Surrey v Leicestershire: Royal London One-Day Cup preview - Kia Oval Skip to main content

When Leicestershire arrive at Guildford on Tuesday, it will be only the county’s second List A encounter at Woodbridge Road, coming half a century after the first. Richard Spiller looks back at the first meeting on August 20 1972.

Limited overs cricket came late to Guildford. The town has claimed a place in history for being where the game was first officially noted – court proceedings in 1598 referring to a match from around 50 years earlier – and the first-class breakthrough took place in 1938 when Hampshire visited.

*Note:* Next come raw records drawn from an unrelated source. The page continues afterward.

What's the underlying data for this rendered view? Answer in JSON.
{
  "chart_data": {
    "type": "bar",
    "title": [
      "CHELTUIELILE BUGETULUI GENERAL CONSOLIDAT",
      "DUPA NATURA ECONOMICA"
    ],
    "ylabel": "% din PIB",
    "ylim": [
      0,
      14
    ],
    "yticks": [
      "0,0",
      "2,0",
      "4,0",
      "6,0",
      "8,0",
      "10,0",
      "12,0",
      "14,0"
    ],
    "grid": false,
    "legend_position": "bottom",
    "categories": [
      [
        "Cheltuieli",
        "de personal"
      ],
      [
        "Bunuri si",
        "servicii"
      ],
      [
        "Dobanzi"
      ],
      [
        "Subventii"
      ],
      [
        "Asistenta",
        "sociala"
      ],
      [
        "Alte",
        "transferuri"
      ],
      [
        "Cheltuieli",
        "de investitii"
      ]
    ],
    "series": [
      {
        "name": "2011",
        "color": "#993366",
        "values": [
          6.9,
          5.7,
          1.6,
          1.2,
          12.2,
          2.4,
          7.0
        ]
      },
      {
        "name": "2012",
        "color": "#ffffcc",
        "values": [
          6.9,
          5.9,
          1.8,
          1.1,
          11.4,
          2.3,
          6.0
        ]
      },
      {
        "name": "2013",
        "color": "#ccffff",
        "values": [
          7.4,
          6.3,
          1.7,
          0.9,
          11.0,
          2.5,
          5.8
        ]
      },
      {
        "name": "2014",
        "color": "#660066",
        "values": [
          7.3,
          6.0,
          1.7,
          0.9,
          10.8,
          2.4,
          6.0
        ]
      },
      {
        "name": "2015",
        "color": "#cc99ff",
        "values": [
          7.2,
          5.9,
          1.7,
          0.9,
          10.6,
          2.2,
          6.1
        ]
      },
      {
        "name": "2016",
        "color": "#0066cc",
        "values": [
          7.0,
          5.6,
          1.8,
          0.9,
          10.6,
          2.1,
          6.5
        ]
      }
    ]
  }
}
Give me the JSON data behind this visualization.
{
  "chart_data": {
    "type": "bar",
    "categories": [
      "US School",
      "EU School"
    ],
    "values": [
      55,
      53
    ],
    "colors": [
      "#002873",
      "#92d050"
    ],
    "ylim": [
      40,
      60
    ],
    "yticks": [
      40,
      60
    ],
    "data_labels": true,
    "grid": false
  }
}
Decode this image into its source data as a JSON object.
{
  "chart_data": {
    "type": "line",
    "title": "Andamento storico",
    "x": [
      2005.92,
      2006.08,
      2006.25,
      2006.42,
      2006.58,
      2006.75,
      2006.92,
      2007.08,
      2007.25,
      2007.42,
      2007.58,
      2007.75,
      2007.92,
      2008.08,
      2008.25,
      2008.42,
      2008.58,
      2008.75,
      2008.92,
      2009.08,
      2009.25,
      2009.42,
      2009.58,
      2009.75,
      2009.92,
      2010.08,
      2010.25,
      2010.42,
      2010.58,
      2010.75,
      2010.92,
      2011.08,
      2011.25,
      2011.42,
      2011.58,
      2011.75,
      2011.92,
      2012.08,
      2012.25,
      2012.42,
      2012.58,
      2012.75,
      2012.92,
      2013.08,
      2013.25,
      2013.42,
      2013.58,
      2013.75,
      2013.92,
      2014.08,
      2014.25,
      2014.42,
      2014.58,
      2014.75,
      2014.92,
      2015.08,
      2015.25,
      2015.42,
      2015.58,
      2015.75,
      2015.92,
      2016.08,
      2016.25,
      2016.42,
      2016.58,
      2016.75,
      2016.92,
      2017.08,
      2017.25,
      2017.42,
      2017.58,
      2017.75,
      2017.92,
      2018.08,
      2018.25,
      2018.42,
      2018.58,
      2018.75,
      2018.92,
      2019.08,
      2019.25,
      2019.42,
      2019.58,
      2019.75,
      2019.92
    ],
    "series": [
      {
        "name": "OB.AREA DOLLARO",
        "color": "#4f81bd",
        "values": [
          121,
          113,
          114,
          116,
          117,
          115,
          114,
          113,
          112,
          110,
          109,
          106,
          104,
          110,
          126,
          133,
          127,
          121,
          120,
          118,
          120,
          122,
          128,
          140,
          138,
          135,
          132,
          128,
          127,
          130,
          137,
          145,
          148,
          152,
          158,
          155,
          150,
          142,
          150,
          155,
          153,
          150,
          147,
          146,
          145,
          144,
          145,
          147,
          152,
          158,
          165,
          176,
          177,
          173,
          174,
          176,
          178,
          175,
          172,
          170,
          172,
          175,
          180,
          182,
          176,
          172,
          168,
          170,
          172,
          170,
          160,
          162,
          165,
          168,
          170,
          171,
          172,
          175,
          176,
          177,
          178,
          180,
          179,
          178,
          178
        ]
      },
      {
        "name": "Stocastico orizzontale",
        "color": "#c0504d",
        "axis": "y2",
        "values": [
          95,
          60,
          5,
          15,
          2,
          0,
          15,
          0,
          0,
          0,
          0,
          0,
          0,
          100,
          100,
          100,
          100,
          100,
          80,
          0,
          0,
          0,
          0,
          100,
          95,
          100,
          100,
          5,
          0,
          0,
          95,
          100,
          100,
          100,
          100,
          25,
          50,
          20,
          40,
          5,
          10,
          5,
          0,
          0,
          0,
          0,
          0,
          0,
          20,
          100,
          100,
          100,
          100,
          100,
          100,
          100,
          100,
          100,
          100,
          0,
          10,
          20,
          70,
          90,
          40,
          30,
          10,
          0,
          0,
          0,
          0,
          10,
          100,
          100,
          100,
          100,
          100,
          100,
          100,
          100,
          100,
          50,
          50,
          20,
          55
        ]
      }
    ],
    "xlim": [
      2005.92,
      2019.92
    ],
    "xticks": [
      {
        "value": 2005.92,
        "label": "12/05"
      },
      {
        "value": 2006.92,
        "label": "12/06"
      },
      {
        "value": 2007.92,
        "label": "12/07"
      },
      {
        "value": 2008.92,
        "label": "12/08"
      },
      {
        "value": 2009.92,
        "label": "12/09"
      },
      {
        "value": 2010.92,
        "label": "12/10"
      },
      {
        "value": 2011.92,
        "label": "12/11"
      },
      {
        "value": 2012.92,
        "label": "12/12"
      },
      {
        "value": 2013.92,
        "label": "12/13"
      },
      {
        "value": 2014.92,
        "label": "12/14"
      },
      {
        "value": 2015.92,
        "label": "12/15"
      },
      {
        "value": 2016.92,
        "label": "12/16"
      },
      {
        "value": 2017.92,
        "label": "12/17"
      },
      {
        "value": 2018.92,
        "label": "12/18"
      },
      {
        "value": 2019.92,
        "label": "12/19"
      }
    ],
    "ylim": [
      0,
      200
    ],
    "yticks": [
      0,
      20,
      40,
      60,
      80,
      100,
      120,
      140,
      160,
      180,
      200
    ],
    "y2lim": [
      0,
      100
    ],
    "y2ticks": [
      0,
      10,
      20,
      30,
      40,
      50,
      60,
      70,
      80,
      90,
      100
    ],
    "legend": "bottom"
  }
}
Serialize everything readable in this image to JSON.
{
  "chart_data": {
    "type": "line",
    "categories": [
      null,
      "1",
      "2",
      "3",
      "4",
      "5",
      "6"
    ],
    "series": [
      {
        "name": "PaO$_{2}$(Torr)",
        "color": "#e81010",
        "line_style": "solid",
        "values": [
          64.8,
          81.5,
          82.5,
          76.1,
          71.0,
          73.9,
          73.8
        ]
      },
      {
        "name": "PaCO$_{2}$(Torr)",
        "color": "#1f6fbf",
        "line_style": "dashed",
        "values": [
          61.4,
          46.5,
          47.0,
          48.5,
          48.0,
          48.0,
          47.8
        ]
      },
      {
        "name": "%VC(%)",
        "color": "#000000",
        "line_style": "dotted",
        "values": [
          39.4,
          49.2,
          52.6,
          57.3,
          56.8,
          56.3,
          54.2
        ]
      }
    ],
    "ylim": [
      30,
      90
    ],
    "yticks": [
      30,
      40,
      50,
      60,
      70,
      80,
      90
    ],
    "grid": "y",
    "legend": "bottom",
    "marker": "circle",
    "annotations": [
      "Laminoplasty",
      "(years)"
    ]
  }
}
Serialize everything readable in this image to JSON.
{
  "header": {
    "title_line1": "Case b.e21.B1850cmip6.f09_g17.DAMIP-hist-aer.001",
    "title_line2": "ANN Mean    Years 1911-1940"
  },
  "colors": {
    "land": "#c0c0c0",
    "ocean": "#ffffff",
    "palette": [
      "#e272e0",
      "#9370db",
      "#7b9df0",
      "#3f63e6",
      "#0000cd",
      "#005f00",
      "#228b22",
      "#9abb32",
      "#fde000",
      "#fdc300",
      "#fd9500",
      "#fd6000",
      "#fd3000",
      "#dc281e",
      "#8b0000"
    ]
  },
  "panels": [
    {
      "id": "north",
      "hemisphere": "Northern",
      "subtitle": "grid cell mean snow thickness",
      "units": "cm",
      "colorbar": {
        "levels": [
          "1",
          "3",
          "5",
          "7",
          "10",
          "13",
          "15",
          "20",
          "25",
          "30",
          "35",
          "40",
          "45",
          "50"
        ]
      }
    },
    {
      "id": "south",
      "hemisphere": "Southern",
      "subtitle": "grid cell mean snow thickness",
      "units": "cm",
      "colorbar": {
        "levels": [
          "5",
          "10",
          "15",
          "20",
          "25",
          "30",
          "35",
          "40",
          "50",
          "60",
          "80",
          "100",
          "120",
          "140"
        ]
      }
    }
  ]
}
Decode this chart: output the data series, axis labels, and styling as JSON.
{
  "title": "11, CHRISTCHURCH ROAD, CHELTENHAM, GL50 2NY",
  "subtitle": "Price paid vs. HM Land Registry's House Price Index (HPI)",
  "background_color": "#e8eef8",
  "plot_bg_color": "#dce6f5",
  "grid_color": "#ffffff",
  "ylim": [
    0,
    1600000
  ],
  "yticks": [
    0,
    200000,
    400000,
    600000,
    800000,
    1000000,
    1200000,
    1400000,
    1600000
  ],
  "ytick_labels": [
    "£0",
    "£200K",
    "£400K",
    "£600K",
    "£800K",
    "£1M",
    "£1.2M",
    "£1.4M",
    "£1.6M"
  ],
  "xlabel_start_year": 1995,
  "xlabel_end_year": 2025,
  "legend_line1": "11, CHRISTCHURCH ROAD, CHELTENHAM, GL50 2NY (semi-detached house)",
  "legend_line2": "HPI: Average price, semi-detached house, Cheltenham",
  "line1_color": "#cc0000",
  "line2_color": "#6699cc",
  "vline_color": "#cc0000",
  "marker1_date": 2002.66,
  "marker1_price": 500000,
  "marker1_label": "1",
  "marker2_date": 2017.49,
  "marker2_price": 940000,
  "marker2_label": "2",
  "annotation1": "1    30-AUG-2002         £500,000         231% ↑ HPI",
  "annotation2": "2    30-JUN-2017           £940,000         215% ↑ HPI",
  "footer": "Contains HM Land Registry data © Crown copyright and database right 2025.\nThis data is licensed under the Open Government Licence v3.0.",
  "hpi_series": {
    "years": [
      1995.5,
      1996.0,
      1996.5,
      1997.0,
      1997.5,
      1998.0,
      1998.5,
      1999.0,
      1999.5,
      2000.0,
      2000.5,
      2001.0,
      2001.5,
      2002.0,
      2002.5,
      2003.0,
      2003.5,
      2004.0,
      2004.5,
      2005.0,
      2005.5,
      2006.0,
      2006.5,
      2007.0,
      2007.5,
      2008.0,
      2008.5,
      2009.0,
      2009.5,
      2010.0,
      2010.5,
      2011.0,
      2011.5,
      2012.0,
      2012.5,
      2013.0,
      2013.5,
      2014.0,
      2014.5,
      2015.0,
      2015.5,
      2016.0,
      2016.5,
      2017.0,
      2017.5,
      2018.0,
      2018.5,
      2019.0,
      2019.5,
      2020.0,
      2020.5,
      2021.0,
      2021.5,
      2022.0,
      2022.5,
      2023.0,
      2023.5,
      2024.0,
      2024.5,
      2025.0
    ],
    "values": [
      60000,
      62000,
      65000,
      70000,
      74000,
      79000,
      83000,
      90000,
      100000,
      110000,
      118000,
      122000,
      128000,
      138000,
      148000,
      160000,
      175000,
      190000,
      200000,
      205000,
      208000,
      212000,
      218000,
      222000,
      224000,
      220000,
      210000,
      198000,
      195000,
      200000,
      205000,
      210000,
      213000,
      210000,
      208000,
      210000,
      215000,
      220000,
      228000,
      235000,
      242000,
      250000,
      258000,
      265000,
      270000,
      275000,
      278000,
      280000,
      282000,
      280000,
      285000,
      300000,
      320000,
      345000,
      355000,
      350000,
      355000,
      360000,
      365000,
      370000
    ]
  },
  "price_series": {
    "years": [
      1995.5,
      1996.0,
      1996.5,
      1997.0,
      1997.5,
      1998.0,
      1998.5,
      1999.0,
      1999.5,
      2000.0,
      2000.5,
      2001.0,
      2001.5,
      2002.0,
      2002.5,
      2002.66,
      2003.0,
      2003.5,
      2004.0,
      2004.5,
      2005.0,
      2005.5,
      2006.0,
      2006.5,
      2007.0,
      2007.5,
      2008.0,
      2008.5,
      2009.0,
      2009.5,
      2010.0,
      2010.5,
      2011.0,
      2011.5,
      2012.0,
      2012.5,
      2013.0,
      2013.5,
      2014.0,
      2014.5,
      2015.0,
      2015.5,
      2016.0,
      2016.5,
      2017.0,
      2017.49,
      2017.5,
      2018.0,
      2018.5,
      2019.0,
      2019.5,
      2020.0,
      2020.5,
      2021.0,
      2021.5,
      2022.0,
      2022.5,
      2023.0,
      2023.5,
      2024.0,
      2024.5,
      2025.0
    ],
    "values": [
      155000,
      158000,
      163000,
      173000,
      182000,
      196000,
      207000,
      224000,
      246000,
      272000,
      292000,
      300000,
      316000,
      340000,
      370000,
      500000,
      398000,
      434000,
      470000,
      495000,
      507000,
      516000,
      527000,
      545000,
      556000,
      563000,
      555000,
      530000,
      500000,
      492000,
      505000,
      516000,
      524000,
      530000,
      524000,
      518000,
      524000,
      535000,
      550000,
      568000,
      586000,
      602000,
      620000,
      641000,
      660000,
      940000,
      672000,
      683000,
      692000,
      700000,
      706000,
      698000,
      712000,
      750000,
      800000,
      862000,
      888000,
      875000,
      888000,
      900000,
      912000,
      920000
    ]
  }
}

The inaugural one-day competition, the Gillette Cup, started in 1963 and limited overs cricket in England broadened six years later with what was initially called the John Player’s County League (which became known as the JPL), which took place on Sundays with 40 overs per side. Woodbridge Road’s first taste of the JPL came in 1970, Gloucestershire winning by eight wickets while Hampshire were beaten 12 months later by 21 runs.

Surrey had finished fifth in the first year of the new league but were patchy after that, their energies directed more on the County Championship, Micky Stewart leading the way to the first title since the glorious 1950s by the slimmest of margins in 1971.

There was no doubting Leicestershire’s growing proficiency in one-day cricket, honed by skipper Ray Illingworth alongside his responsibilities as England captain.

He had led them to victory in the first-ever Benson & Hedges Cup earlier in the 1972 season, beating his native county Yorkshire at Lord’s to earn the Grace Road club’s maiden trophy.

Now they were aiming for a double, where they had finished fourth the previous summer.

They were in a four-way fight for the title with Kent, Essex and Yorkshire, with Surrey looking on from mid-table.

The clash at Guildford came in late August, with just two rounds to follow, but the Foxes were without Illingworth, who had sprained his right ankle earlier that week while playing for England at The Oval in their defeat over six days to Australia, having already retained the Ashes.

Stewart, whose career was in its final month, saw his acting opposite number Roger Tolchard call incorrectly, so chose to bat first, hitting 40 out of an opening partnership with John Edrich, who had also been on Test duty and made 53. But the only other batsman to make much progress was Younis Ahmed, whose 35 included hitting a six out of the ground, despite the late intervention of hard-hitting Pakistan captain Intikhab Alam (18)

Leicestershire’s experienced new ball pair Graham McKenzie (1-25) and Ken Higgs (2-23) had the greatest success. Some bowlers disliked the JPL rule which restricted run-ups to 15 yards, designed in order to speed up over-rates, but most adjusted and on this day Geoff Arnold and Robin Jackman made life particularly difficult for the visitors.

Jackman bowled Barry Dudleston for five but they had to wait until the score had reached 97 for the next breakthrough, when off-spinner Pat Pocock removed Mick Norman for 32 courtesy of a catch from Stewart.

It was wicketkeeper Tolchard, whose batting earned him four Test caps, who was proving the key as he hit 83 but he could gain little support down the order. Jackman returned to remove him as he claimed 2-12 from eight overs, Arnold’s 1-20 and Pocock’s 2-36 also holding back the chase.

But Graham Roope’s eight wicketless overs cost him 47 and Stewart Storey, despite removing John Steele (11) late on, could not prevent Leicestershire getting home by four wickets with one ball to spare.

That victory was not enough to help them to the title, though, finishing in second place as Kent topped them by a point. Surrey took 10th position.

It’s not just half a century which will separate that encounter with its successor. Royal London matches are 10 overs longer, involving powerplays and fielding circles, bowlers now using a white ball and allowed to run as far as they like. Everyone wears coloured kit.

It may be the same game but not possibly would not be recognised by those involved in the early days of one day cricket.